BOOK REVIEW
Solzhenitsyn at Harvard. The Address, Twelve Early Responses, and Six Later Reflections, edited by Ronald Berman. Ethics and Public Policy Center, Washington, D.C., 1980, Second Printing, 1980. 143 pp., $9.50 cloth, $5.00 paper.
This book contains Alexandr Solzhenitsyn's June 1978 Harvard Commencement Address, and a well-balanced cross-section of essays by liberal, conservative, and politically non-descript critics. We recommend it highly to Christians engaged in the study or teaching of political science, world history, and the proper role of the news media.

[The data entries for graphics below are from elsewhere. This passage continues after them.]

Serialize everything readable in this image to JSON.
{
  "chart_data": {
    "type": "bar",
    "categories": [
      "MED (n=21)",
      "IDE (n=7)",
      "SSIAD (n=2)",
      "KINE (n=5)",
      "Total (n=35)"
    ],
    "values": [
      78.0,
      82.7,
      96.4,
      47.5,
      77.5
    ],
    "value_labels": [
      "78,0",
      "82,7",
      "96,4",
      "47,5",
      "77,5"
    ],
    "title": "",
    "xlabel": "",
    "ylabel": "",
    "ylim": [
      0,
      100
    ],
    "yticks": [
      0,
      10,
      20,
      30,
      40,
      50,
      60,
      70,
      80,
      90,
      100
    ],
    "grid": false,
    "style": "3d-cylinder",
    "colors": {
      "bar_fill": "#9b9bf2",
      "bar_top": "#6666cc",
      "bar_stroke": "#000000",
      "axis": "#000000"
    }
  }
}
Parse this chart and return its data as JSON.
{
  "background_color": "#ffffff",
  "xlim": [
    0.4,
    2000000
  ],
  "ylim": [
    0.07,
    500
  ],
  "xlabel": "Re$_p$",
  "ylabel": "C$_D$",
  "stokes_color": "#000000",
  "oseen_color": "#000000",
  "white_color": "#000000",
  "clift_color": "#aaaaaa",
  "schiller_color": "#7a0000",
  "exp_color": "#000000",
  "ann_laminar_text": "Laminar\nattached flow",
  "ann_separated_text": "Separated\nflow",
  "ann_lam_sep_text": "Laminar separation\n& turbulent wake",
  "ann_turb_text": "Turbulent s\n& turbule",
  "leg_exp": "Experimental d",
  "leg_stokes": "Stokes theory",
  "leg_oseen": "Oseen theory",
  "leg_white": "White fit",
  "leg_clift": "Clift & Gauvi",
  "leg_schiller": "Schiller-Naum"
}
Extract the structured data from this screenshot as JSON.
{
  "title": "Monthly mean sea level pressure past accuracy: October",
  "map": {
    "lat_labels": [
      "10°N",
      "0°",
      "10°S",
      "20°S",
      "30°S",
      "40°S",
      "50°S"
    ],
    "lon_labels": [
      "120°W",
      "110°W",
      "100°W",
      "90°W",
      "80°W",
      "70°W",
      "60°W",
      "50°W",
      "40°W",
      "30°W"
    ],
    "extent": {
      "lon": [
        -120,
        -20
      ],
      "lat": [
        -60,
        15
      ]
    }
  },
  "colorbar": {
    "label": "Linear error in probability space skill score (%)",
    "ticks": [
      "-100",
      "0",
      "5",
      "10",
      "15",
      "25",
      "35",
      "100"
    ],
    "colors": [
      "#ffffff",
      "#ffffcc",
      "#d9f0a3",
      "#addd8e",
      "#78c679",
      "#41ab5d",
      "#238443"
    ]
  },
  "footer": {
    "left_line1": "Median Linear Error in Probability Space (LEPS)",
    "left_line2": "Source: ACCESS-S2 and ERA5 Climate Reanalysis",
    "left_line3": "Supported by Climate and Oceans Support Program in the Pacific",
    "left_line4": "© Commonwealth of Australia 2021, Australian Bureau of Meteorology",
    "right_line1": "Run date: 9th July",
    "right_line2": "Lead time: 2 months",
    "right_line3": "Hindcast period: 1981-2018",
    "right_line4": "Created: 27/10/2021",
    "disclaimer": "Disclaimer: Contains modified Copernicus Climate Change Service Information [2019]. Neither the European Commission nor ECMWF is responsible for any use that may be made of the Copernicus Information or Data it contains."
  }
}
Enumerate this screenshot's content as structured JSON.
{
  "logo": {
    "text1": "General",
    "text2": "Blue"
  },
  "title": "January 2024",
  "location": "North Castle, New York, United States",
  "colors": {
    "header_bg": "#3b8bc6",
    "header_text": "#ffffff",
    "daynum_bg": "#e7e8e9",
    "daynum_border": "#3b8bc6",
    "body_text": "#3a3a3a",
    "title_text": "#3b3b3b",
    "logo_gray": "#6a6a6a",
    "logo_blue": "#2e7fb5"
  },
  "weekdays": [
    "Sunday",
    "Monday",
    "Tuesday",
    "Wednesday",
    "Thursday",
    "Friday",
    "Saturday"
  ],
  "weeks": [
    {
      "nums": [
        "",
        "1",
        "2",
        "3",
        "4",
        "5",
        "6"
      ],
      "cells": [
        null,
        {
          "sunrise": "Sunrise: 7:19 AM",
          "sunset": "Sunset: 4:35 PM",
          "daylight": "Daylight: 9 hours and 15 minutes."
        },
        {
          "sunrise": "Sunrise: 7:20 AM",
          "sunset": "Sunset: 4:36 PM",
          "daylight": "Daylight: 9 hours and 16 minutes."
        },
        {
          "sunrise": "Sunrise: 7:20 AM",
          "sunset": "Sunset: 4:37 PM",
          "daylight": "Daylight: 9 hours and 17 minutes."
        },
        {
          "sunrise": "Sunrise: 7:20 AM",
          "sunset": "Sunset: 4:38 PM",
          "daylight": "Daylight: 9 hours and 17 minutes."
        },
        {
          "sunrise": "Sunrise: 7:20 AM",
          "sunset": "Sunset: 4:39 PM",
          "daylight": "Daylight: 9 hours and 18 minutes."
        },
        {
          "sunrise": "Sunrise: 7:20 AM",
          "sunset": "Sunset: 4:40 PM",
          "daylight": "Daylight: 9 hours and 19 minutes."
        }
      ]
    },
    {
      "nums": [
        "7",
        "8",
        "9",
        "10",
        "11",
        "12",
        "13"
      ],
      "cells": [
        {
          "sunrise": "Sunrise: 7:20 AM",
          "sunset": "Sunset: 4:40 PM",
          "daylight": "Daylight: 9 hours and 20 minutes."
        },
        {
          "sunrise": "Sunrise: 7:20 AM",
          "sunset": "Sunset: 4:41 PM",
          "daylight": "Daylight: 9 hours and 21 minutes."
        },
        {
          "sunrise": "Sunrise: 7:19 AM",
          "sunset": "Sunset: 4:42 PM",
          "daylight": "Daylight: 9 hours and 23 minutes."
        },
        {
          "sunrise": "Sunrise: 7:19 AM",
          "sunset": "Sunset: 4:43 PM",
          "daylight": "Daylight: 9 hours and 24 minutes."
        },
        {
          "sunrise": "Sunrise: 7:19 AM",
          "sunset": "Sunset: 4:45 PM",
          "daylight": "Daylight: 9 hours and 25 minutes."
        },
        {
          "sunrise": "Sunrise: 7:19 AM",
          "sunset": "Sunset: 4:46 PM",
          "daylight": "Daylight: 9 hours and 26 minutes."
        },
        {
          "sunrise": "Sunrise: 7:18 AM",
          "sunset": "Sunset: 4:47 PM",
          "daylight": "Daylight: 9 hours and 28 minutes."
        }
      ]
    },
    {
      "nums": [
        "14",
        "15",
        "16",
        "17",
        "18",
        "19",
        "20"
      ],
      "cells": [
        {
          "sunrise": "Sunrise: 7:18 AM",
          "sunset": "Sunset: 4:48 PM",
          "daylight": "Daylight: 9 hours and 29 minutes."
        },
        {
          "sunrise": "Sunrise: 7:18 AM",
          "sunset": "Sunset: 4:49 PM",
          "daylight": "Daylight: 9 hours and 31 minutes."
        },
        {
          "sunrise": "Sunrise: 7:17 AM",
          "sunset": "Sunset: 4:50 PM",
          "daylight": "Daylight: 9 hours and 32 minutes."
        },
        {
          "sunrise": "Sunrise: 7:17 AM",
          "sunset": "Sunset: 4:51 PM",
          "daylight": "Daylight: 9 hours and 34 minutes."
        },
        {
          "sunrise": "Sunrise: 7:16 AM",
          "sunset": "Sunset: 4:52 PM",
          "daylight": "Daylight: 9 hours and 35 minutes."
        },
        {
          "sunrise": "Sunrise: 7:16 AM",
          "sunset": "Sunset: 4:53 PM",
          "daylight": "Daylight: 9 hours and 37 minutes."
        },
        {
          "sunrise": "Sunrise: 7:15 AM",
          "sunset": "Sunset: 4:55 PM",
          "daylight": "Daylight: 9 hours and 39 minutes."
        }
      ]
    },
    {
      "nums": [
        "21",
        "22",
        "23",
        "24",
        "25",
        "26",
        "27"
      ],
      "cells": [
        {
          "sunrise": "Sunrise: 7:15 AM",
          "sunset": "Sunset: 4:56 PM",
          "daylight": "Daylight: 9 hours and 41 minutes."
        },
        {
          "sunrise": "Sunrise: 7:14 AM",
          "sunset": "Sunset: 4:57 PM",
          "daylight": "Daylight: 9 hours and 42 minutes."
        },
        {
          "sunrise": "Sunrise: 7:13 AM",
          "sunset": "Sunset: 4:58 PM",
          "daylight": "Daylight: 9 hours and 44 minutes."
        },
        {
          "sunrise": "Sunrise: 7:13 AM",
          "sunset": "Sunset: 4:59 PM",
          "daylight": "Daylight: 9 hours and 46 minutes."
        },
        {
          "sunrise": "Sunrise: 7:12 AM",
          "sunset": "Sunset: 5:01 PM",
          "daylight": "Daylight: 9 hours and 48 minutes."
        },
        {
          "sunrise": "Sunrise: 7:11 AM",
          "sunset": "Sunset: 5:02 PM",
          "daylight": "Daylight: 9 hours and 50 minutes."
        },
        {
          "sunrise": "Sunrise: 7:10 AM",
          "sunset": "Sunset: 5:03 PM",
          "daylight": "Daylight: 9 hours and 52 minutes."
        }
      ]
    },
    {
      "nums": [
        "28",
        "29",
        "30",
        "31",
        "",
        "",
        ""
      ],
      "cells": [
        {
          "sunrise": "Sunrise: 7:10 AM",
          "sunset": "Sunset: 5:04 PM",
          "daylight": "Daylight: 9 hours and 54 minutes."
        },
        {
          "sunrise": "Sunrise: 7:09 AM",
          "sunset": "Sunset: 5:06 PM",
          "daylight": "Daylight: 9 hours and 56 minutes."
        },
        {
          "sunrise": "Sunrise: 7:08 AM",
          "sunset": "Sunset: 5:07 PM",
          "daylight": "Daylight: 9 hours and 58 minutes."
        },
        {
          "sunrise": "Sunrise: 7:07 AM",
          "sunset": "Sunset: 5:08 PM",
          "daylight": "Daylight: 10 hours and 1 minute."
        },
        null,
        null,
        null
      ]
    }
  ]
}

The early, brief responses to the address are rather evenly divided between angry opponents (James Reston, Archibald MacLeish, editorials in the New York Times, Washington Post and others) and moderate endorsers (including Arthur Schiesinger, Jr., and the National Review). No critic speaks from an explicit Christian perspective. The strongest and most concise endorsement of Solzhenitsyn comes from George P. Will, the nationally syndicated newspaper columnist singled out by President-elect Reagan for a private visit and luncheon in November 1980. Among the hostile reactions, fury about Solzhenitsyn's sharp criticism of the American news media was most prominent, most to be expected, and, alas, most blind. To this reviewer, Solzhenitsyn's news media criticism was right on target in every respect.
The later reflections respond much more thoughtfully and fairly, even when disagreeing with Solzhenitsyn (none totally disagreed). The essay by Sidney Hook in defense of "democratic pluralism" over against Solzhenitsyn should be carefully studied by all who rightfully suspect such pluralism on Biblical Christian grounds. In another thought-provoking critique, "The Weightier Matters of the Law", Harvard Law School professor Harold J. Berman objects with some justification to Solzhenitsyn's sweeping critique of supposed Western "legalism."
In his own essentially pro-Solzhenitsyn essay editor Ronald Berman convincingly argues that Solzhenitsyn belongs to a long line of traditional Western thinkers beginning with St-Augustine and including "many of the convictions of The Federalist Papers," Edmund Burke, Dr. Samuel Johnson, Jonathan Swift, Joseph Conrad and T.S. Eliot. To these, George Will had added Thomas Aquinas, Richard Hooker, Pascal, Thomas More, Cicero, (surprisingly, Hegel), De Tocqueville, Henry Adams, Irving Babbitt, Paul Elmer More, Peter Viereck, "and others (who) constitute a submerged but continuous tradition that shares Solzhenitsyn's anxiety about American premises and the culture they produce." Several critics point out that Solzhenitsyn's address might easily fit the ''Puritan" Harvard of two hundred years ago. For instance, Arthur Schiesinger, Jr. introduces his essay with a statement by Samuel Langdon, President of Harvard in 1775, which strikingly anticipates Solzhenitsyn.
Other commentators correctly emphasize Solzhenitsyn's kinship with Russian Orthodox Christian thinkers such as Dostoevsky. Hence Solzhenitsyn emerges as the spokesman of a common (and not unilaterally "Western" or "Russian Orthodox") Christian position which is reminiscent of and entirely compatible with the "mere Christianity" of C.S. Lewis.
It is the beauty and worth of Solzhenitsyn's stirring address that it is a clarion call "a "trumpet giving a certain sound" so we Christians who listen to him may prepare ourselves for battle under God (I Corinthians 14:8). This, of course, was what Solzhenitsyn doubtless felt himself called to accomplish and this is what academic critiques of his address, however well balanced and fair, must perhaps inevitably obscure. Solzhenitsyn did not speak or mean to speak as an academic, but as a Christian prophet.